Само собою разумеется, сейчас все меры приняла: и святой водой царевича спрыснула, и с уголька его обдула, и ладаном в комнате покурила и Богородицкой травки ему испить дала… А царевичу все нет лучше!
К вечеру стало его знобить; бьется в постельке, кричит:
— Холодно, холодно! Ой, как холодно!
Укрыли царевича шубкой, напоили теплой малиной — и на время он как-будто успокоился. Успокоилась и царица, и все ее боярыни и вся служня.

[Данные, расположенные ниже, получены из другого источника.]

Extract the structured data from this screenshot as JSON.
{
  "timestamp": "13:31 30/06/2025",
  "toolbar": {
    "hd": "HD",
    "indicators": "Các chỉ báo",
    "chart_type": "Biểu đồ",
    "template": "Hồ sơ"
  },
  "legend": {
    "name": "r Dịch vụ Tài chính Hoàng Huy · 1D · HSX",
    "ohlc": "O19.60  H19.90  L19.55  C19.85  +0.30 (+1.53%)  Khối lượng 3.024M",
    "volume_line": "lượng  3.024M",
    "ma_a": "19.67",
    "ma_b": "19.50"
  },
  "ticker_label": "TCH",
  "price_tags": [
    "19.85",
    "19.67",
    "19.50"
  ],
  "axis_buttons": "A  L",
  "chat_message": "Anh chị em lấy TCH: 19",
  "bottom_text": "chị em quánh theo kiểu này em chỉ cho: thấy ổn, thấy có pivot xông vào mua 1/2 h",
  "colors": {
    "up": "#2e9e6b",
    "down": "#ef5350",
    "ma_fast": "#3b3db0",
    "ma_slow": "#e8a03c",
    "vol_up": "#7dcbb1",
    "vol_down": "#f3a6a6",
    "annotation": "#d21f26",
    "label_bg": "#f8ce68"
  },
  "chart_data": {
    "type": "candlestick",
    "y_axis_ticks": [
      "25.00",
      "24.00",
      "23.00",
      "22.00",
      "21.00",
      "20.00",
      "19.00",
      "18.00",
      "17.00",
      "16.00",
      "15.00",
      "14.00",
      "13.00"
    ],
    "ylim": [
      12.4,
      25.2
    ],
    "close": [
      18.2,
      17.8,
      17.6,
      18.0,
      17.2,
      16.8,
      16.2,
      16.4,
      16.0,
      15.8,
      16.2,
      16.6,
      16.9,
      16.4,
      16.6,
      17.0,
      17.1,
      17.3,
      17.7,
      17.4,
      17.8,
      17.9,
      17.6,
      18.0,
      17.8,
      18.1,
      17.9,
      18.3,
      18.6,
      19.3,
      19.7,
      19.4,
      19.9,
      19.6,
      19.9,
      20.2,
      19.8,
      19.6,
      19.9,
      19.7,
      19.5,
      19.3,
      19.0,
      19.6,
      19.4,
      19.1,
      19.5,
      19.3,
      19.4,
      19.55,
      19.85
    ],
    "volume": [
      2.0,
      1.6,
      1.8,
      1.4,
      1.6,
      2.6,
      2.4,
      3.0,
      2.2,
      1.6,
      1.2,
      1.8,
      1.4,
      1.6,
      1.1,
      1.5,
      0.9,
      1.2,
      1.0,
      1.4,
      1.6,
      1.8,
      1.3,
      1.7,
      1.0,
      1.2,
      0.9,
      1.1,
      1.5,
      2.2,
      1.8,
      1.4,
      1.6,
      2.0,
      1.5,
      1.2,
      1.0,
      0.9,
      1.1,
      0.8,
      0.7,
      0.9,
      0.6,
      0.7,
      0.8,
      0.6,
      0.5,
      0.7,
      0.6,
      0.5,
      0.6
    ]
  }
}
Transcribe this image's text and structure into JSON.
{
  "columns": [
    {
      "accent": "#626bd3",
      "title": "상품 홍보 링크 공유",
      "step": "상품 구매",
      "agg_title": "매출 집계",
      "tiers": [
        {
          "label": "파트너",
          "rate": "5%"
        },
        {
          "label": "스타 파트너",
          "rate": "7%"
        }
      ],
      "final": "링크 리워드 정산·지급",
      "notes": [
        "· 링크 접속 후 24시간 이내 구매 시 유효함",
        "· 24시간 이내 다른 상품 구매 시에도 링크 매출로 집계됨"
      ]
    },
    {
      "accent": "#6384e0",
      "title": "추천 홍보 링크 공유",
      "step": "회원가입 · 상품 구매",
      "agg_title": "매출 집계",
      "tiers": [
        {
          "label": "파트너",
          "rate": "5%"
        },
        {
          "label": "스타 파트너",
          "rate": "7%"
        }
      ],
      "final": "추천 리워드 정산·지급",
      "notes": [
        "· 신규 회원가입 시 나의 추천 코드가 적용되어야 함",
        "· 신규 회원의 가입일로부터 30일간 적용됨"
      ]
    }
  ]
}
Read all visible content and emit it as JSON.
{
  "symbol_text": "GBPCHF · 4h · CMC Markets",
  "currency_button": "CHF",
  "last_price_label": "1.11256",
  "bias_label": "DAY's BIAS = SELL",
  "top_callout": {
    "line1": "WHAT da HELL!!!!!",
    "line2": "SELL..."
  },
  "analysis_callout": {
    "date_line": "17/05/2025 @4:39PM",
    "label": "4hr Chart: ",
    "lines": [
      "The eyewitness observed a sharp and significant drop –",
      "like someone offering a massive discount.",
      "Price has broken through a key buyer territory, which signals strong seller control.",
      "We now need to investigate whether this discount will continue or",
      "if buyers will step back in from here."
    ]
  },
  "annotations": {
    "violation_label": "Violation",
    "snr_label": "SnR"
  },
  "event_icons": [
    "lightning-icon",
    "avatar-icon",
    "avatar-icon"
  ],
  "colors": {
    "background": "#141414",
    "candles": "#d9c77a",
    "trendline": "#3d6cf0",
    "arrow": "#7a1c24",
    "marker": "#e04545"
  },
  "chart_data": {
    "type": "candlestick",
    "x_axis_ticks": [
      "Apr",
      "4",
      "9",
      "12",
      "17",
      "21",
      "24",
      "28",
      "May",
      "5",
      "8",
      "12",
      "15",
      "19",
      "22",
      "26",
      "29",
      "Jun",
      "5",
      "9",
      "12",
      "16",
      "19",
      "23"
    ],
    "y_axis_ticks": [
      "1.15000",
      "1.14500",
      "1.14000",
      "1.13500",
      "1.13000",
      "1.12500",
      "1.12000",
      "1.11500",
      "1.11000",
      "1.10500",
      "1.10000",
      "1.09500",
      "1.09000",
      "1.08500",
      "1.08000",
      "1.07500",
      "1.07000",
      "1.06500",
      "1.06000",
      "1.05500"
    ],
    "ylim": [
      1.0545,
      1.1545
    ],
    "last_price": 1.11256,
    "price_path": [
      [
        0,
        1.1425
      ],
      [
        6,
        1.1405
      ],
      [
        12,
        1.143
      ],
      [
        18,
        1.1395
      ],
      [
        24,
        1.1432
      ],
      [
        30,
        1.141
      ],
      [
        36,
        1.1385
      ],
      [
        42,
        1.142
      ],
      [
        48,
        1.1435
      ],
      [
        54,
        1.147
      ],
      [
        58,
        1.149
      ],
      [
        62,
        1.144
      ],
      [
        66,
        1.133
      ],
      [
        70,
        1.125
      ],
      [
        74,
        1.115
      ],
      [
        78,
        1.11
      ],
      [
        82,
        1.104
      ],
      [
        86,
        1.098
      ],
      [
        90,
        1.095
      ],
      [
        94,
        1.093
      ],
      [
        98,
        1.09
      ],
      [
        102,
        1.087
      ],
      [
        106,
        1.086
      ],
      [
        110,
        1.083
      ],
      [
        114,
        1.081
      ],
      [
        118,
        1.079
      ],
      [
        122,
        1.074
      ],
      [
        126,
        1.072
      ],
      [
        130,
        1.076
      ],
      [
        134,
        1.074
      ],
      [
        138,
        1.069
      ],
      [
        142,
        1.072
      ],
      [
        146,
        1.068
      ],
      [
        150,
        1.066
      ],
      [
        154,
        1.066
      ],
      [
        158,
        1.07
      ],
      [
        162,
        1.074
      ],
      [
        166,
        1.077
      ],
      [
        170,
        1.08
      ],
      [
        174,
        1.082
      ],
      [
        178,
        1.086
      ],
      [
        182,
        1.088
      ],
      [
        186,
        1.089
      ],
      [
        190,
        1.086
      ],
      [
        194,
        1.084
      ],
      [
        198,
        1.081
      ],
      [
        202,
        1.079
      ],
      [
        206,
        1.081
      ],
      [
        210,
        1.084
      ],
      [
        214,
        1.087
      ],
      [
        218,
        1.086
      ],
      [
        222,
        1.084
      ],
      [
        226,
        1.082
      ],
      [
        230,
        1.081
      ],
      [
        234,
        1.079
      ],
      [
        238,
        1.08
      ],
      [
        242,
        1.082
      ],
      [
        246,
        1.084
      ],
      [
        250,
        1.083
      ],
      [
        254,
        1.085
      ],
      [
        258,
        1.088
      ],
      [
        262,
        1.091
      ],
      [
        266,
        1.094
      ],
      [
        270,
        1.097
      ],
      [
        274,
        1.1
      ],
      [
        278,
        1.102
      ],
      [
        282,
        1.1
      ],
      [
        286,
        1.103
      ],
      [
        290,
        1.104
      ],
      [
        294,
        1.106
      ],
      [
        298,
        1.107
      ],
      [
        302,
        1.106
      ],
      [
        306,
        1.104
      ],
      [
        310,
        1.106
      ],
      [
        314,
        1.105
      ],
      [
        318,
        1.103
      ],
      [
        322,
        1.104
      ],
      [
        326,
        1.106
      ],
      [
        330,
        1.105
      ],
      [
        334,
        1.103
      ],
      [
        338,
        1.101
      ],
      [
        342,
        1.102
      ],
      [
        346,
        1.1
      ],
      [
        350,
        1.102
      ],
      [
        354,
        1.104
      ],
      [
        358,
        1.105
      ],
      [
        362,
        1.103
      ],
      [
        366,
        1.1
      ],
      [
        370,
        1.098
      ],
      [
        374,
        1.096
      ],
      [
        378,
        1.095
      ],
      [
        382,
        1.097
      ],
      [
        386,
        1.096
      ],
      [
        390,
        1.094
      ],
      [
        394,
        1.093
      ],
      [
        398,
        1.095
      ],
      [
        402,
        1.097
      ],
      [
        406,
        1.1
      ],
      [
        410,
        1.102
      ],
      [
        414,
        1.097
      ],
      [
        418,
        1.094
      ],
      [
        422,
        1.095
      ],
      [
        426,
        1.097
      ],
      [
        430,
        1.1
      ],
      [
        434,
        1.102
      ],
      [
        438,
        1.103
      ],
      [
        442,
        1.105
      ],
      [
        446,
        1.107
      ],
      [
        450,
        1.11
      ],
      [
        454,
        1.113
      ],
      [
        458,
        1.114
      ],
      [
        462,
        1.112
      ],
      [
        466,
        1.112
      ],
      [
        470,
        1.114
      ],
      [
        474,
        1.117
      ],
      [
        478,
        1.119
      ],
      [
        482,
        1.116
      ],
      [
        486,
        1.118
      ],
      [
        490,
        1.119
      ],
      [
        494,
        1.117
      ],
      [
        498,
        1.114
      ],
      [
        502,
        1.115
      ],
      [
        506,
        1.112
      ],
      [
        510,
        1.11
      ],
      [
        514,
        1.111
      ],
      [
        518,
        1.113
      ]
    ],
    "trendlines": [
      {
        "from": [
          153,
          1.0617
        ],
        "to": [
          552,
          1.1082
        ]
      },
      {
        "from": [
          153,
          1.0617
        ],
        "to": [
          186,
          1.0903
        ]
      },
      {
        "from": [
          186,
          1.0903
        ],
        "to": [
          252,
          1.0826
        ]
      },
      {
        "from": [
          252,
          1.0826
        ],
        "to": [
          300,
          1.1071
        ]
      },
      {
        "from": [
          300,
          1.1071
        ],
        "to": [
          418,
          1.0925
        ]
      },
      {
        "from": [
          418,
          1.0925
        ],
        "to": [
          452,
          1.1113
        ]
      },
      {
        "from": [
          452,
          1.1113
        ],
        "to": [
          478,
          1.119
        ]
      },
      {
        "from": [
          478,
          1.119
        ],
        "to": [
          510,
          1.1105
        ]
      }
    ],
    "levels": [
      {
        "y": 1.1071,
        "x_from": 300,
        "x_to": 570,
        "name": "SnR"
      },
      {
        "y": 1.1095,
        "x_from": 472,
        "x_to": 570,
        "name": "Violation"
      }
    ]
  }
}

— Ну, авось либо, матушка, Бог даст, все обойдется!
— Авось все сном пройдет! — слышалось около царицы.
Однако же, она не захотела сына на ночь покинуть: велела себе постлать постель рядом с его постелькой, как ее ни отговаривала ее комнатная боярыня. И долго, и горячо молилась она в тот вечер в своей моленной о своем дорогом сыне, о своем единственном утешении.
Большая половина ночи прошла тихо и спокойно; но под утро царевич Петр стал что-то покашливать, потом вдруг вскочил на постельке и со страхом, с дрожью и слезами в голосе, говорил матери:
— Ай, мама! Душит меня, душит кто-то.
— Бог с тобой, дитятко! Что ты? Вот испей святой водицы! Угомонись!
Царевич с трудом пропустил глоток воды и оттолкнул от себя свою любимую серебряную чарочку.
— Не могу! Не могу — больно глотать! — шептал он, уже почти теряя голос.